There are glorious bridges that spring into view when you least expect it. One that is worthy of discovery is not in Paris itself, but near the town of Chatou about 10 miles west of Paris.

I found the bridge as I was rowing one Sunday afternoon in a 100-year-old two-seat wooden boat along the Seine with Kareen Sontag, a member of the Sequana Association, a three-decade-old club dedicated to restoring, rebuilding and exhibiting some of the most important boats to have plied the waters of the Seine between the late 19th and early 20th centuries.

I could hear the grinding of Kareen’s seat as she plied each stroke, the plop of her oars when she dipped them sharply in the water, and the gurgle of water against the hull as the boat moved forward.

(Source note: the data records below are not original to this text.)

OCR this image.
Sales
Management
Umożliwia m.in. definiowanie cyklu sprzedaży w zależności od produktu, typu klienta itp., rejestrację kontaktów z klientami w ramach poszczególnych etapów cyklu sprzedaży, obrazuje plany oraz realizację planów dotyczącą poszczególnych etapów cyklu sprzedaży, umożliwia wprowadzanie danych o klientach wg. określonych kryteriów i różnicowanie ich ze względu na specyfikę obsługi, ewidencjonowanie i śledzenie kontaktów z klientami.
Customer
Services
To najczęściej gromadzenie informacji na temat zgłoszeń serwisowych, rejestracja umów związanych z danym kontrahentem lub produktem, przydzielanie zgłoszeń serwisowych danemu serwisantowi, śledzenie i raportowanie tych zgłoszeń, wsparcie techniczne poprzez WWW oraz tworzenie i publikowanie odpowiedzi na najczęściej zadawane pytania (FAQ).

“You are not in the suburbs of Paris; you are in a green forest,” she said. “Look at the river and the green trees rising above in the distance, and you are in the world of 100 years ago.” She rowed past decrepit barges and houseboats docked on the banks. She stopped as we were about to row under a three-arched iron and stone railway bridge that once carried trains along its route. Kareen told me it was famous in painting and literature as a symbol of modernity, as the railroad was the means by which 19th-century Parisians came to the local river communities to enjoy their leisure time.

Pierre-Auguste Renoir painted the bridge in 1881, almost completely hiding it behind chestnut trees in bloom with big pink flowers. He put the bridge far in the background of one of his best-known works of the same period, Luncheon of the Boating Party. Guy de Maupassant evoked the bridge in his short story “Femme Fatale,” describing a line of rowboats speeding along the Seine and “growing progressively smaller till they disappeared beyond the railway bridge and into the distance.” The bridge was photographed in black and white in the early 20th century for postcards.

Kareen was right. I was indeed in the world of 100 years ago.